For instance, I had always imagined Dempsy to be wickedness with a Doris Day veneer. However, my beliefs stemmed from a deep-rooted distaste for women who remind me of Doris Day. (Oddly, I'm quite fond of old Doris Day films. Go figure.) The idea of women who fix their hair, dim the lights, and start the music when their darlings arrive home from work somehow worked on me like a red flag on a bull. Now, though, I can sympathize with her somewhat. Wouldn't a little innocent love, fidelity, sweetness be a nice thing to have? Is trying to create a soft cushion for addled, old love really that bad?

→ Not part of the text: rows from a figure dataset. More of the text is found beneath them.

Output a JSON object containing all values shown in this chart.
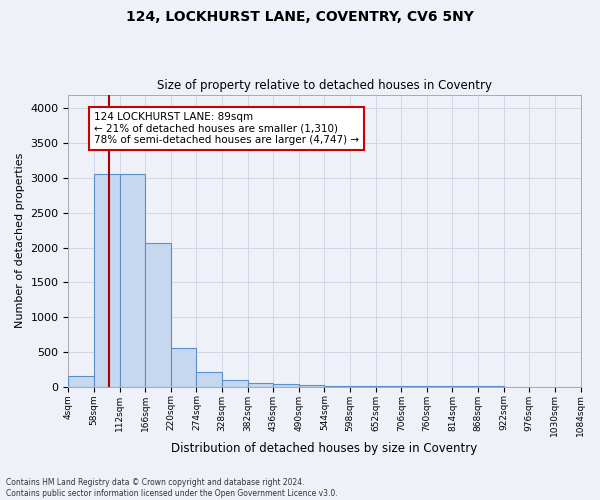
{
  "title1": "124, LOCKHURST LANE, COVENTRY, CV6 5NY",
  "title2": "Size of property relative to detached houses in Coventry",
  "xlabel": "Distribution of detached houses by size in Coventry",
  "ylabel": "Number of detached properties",
  "footnote1": "Contains HM Land Registry data © Crown copyright and database right 2024.",
  "footnote2": "Contains public sector information licensed under the Open Government Licence v3.0.",
  "bar_edges": [
    4,
    58,
    112,
    166,
    220,
    274,
    328,
    382,
    436,
    490,
    544,
    598,
    652,
    706,
    760,
    814,
    868,
    922,
    976,
    1030,
    1084
  ],
  "bar_heights": [
    150,
    3060,
    3060,
    2060,
    560,
    210,
    90,
    55,
    35,
    20,
    12,
    8,
    6,
    5,
    4,
    3,
    3,
    2,
    2,
    1
  ],
  "bar_color": "#c5d8f0",
  "bar_edge_color": "#5b8fc9",
  "property_size": 89,
  "vline_color": "#aa0000",
  "annotation_text": "124 LOCKHURST LANE: 89sqm\n← 21% of detached houses are smaller (1,310)\n78% of semi-detached houses are larger (4,747) →",
  "annotation_box_color": "#cc0000",
  "annotation_box_facecolor": "#ffffff",
  "ylim": [
    0,
    4200
  ],
  "yticks": [
    0,
    500,
    1000,
    1500,
    2000,
    2500,
    3000,
    3500,
    4000
  ],
  "grid_color": "#d0d8e8",
  "bg_color": "#eef2f8"
}
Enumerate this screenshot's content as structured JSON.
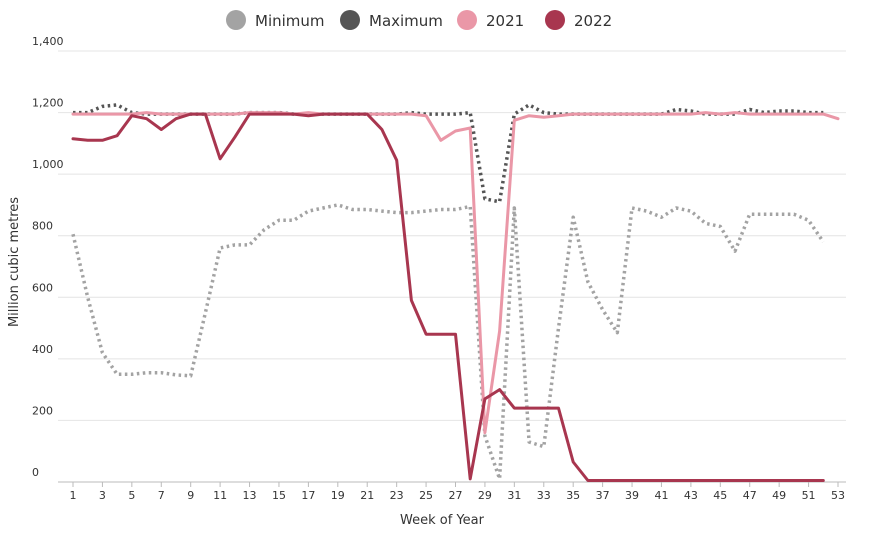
{
  "chart_data": {
    "type": "line",
    "xlabel": "Week of Year",
    "ylabel": "Million cubic metres",
    "xlim": [
      1,
      53
    ],
    "ylim": [
      0,
      1400
    ],
    "x_ticks": [
      1,
      3,
      5,
      7,
      9,
      11,
      13,
      15,
      17,
      19,
      21,
      23,
      25,
      27,
      29,
      31,
      33,
      35,
      37,
      39,
      41,
      43,
      45,
      47,
      49,
      51,
      53
    ],
    "y_ticks": [
      0,
      200,
      400,
      600,
      800,
      1000,
      1200,
      1400
    ],
    "y_tick_labels": [
      "0",
      "200",
      "400",
      "600",
      "800",
      "1,000",
      "1,200",
      "1,400"
    ],
    "grid": true,
    "legend_position": "top-center",
    "series": [
      {
        "name": "Minimum",
        "color": "#a3a3a3",
        "style": "dotted",
        "x": [
          1,
          2,
          3,
          4,
          5,
          6,
          7,
          8,
          9,
          10,
          11,
          12,
          13,
          14,
          15,
          16,
          17,
          18,
          19,
          20,
          21,
          22,
          23,
          24,
          25,
          26,
          27,
          28,
          29,
          30,
          31,
          32,
          33,
          34,
          35,
          36,
          37,
          38,
          39,
          40,
          41,
          42,
          43,
          44,
          45,
          46,
          47,
          48,
          49,
          50,
          51,
          52
        ],
        "y": [
          805,
          600,
          420,
          350,
          350,
          355,
          355,
          348,
          345,
          550,
          760,
          770,
          770,
          820,
          850,
          850,
          880,
          890,
          900,
          885,
          885,
          880,
          875,
          875,
          880,
          885,
          885,
          895,
          150,
          10,
          890,
          130,
          115,
          500,
          860,
          650,
          560,
          485,
          890,
          880,
          860,
          890,
          880,
          840,
          830,
          750,
          870,
          870,
          870,
          870,
          850,
          780
        ]
      },
      {
        "name": "Maximum",
        "color": "#555555",
        "style": "dotted",
        "x": [
          1,
          2,
          3,
          4,
          5,
          6,
          7,
          8,
          9,
          10,
          11,
          12,
          13,
          14,
          15,
          16,
          17,
          18,
          19,
          20,
          21,
          22,
          23,
          24,
          25,
          26,
          27,
          28,
          29,
          30,
          31,
          32,
          33,
          34,
          35,
          36,
          37,
          38,
          39,
          40,
          41,
          42,
          43,
          44,
          45,
          46,
          47,
          48,
          49,
          50,
          51,
          52
        ],
        "y": [
          1200,
          1200,
          1220,
          1225,
          1200,
          1195,
          1195,
          1195,
          1195,
          1195,
          1195,
          1195,
          1200,
          1200,
          1200,
          1195,
          1195,
          1195,
          1195,
          1195,
          1195,
          1195,
          1195,
          1200,
          1195,
          1195,
          1195,
          1200,
          920,
          910,
          1195,
          1225,
          1200,
          1195,
          1195,
          1195,
          1195,
          1195,
          1195,
          1195,
          1195,
          1210,
          1205,
          1195,
          1195,
          1195,
          1210,
          1200,
          1205,
          1205,
          1200,
          1200
        ]
      },
      {
        "name": "2021",
        "color": "#ea97a7",
        "style": "solid",
        "x": [
          1,
          2,
          3,
          4,
          5,
          6,
          7,
          8,
          9,
          10,
          11,
          12,
          13,
          14,
          15,
          16,
          17,
          18,
          19,
          20,
          21,
          22,
          23,
          24,
          25,
          26,
          27,
          28,
          29,
          30,
          31,
          32,
          33,
          34,
          35,
          36,
          37,
          38,
          39,
          40,
          41,
          42,
          43,
          44,
          45,
          46,
          47,
          48,
          49,
          50,
          51,
          52,
          53
        ],
        "y": [
          1195,
          1195,
          1195,
          1195,
          1195,
          1200,
          1195,
          1195,
          1195,
          1195,
          1195,
          1195,
          1200,
          1200,
          1200,
          1195,
          1200,
          1195,
          1195,
          1195,
          1195,
          1195,
          1195,
          1195,
          1190,
          1110,
          1140,
          1150,
          160,
          490,
          1175,
          1190,
          1185,
          1190,
          1195,
          1195,
          1195,
          1195,
          1195,
          1195,
          1195,
          1195,
          1195,
          1200,
          1195,
          1200,
          1195,
          1195,
          1195,
          1195,
          1195,
          1195,
          1180
        ]
      },
      {
        "name": "2022",
        "color": "#a8364f",
        "style": "solid",
        "x": [
          1,
          2,
          3,
          4,
          5,
          6,
          7,
          8,
          9,
          10,
          11,
          12,
          13,
          14,
          15,
          16,
          17,
          18,
          19,
          20,
          21,
          22,
          23,
          24,
          25,
          26,
          27,
          28,
          29,
          30,
          31,
          32,
          33,
          34,
          35,
          36,
          37,
          38,
          39,
          40,
          41,
          42,
          43,
          44,
          45,
          46,
          47,
          48,
          49,
          50,
          51,
          52
        ],
        "y": [
          1115,
          1110,
          1110,
          1125,
          1190,
          1180,
          1145,
          1180,
          1195,
          1195,
          1050,
          1120,
          1195,
          1195,
          1195,
          1195,
          1190,
          1195,
          1195,
          1195,
          1195,
          1145,
          1045,
          590,
          480,
          480,
          480,
          10,
          270,
          300,
          240,
          240,
          240,
          240,
          65,
          5,
          5,
          5,
          5,
          5,
          5,
          5,
          5,
          5,
          5,
          5,
          5,
          5,
          5,
          5,
          5,
          5
        ]
      }
    ]
  }
}
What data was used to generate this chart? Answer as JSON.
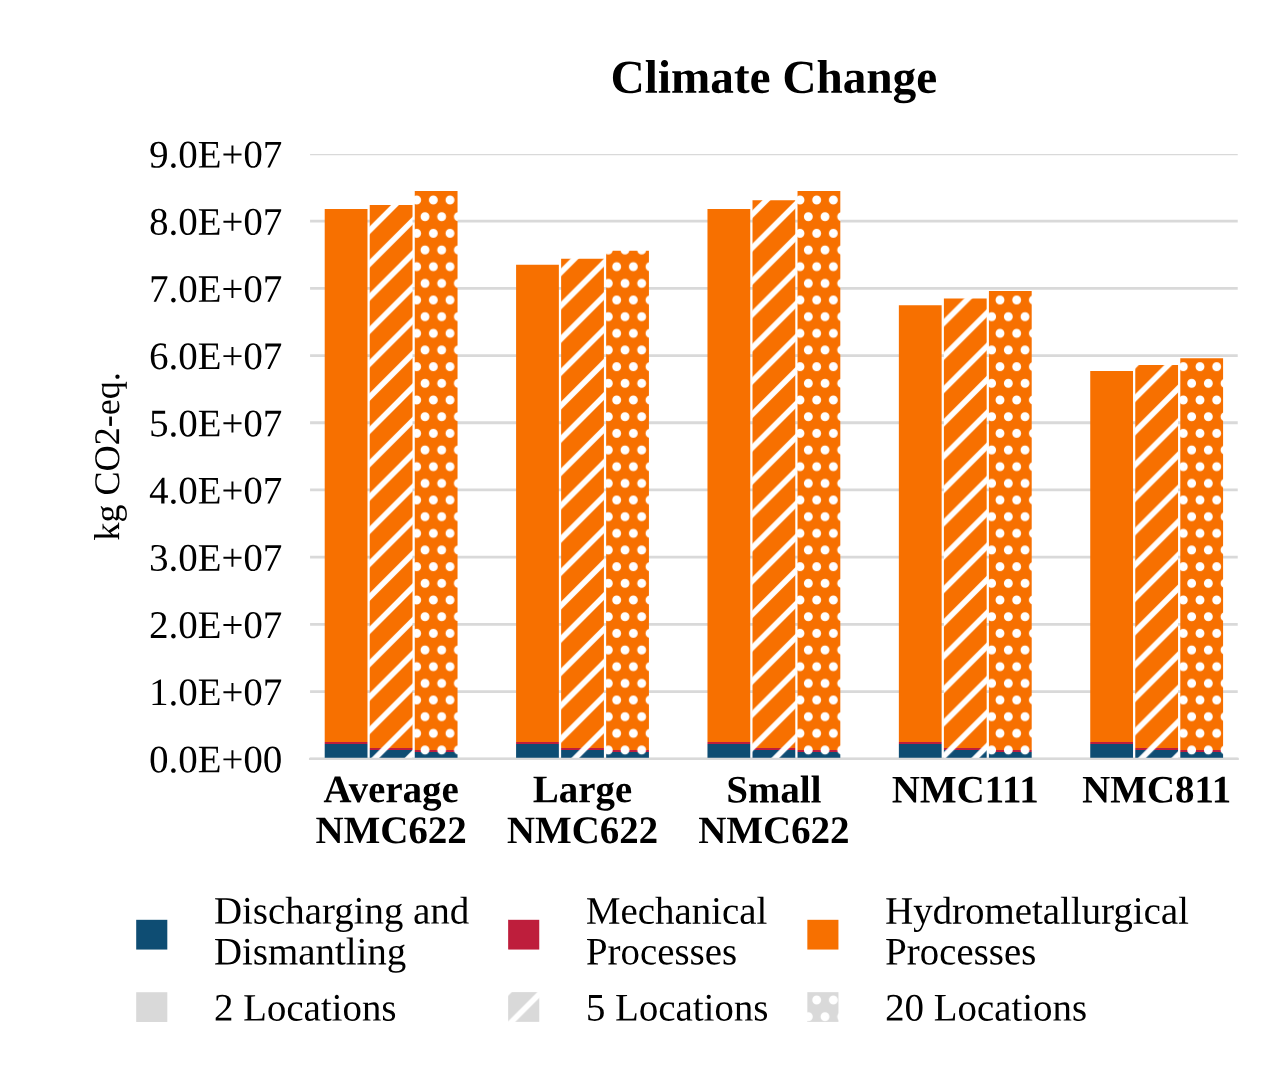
{
  "chart_data": {
    "type": "bar",
    "title": "Climate Change",
    "ylabel": "kg CO2-eq.",
    "stacked": true,
    "categories": [
      null,
      "Average\nNMC622",
      null,
      null,
      "Large\nNMC622",
      null,
      null,
      "Small\nNMC622",
      null,
      null,
      "NMC111",
      null,
      null,
      "NMC811",
      null
    ],
    "series": [
      {
        "name": "Discharging and\nDismantling",
        "color": "#0e4d73",
        "values": [
          2200000,
          1300000,
          1000000,
          2200000,
          1300000,
          1000000,
          2200000,
          1300000,
          1000000,
          2200000,
          1300000,
          1000000,
          2200000,
          1300000,
          1000000
        ]
      },
      {
        "name": "Mechanical\nProcesses",
        "color": "#be1e3c",
        "values": [
          300000,
          300000,
          300000,
          300000,
          300000,
          300000,
          300000,
          300000,
          300000,
          300000,
          300000,
          300000,
          300000,
          300000,
          300000
        ]
      },
      {
        "name": "Hydrometallurgical\nProcesses",
        "color": "#f77000",
        "values": [
          79300000,
          80800000,
          83200000,
          71000000,
          72800000,
          74300000,
          79300000,
          81500000,
          83200000,
          65000000,
          66900000,
          68300000,
          55200000,
          57000000,
          58300000
        ]
      },
      {
        "name": "2 Locations",
        "color": "#d9d9d9",
        "values": [
          null,
          null,
          null,
          null,
          null,
          null,
          null,
          null,
          null,
          null,
          null,
          null,
          null,
          null,
          null
        ]
      },
      {
        "name": "5 Locations",
        "color": "#d9d9d9",
        "values": [
          null,
          null,
          null,
          null,
          null,
          null,
          null,
          null,
          null,
          null,
          null,
          null,
          null,
          null,
          null
        ]
      },
      {
        "name": "20 Locations",
        "color": "#d9d9d9",
        "values": [
          null,
          null,
          null,
          null,
          null,
          null,
          null,
          null,
          null,
          null,
          null,
          null,
          null,
          null,
          null
        ]
      }
    ],
    "ylim": [
      0,
      90000000
    ],
    "yticks": [
      {
        "value": 0,
        "label": "0.0E+00"
      },
      {
        "value": 10000000,
        "label": "1.0E+07"
      },
      {
        "value": 20000000,
        "label": "2.0E+07"
      },
      {
        "value": 30000000,
        "label": "3.0E+07"
      },
      {
        "value": 40000000,
        "label": "4.0E+07"
      },
      {
        "value": 50000000,
        "label": "5.0E+07"
      },
      {
        "value": 60000000,
        "label": "6.0E+07"
      },
      {
        "value": 70000000,
        "label": "7.0E+07"
      },
      {
        "value": 80000000,
        "label": "8.0E+07"
      },
      {
        "value": 90000000,
        "label": "9.0E+07"
      }
    ],
    "grid": "y",
    "legend": "bottom"
  }
}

Augustine, on the other hand, I had always sympathized with because she was a ball-buster and she wouldn't be reined in. However, I've begun to see that even Augustine was a little envious of Dempsy all along. She'd been hurt, and she'd developed a veneer of her own, suits and snide remarks and sarcasm. I liked Augustine because she was self-sufficient, a quality that I was unable to perceive in Dempsy; however, I wonder now if Augustine has ever really been happy being self-sufficient. Maybe she's only just not unhappy, which isn't a great place to be.

And, then again, between the two of them, I realize that I was imagining them as one-dimensional, maybe two-dimensional, characters, having a limited number of possible outcomes and values and emotions. But characters, like real people, are nearly infinite in their possiblities, their neuroses, their potential for error and redemption. Dempsy isn't lacking in self-reliance, but she is aware of a deep-seated need for companionship and community. Augustine, despite her protests, isn't entirely self-sufficient, nor should she want to be, though she does want it very badly.

The question that I most want to consider now is: After all of the errors and miscalculations, can a person have redemption just because she wants it?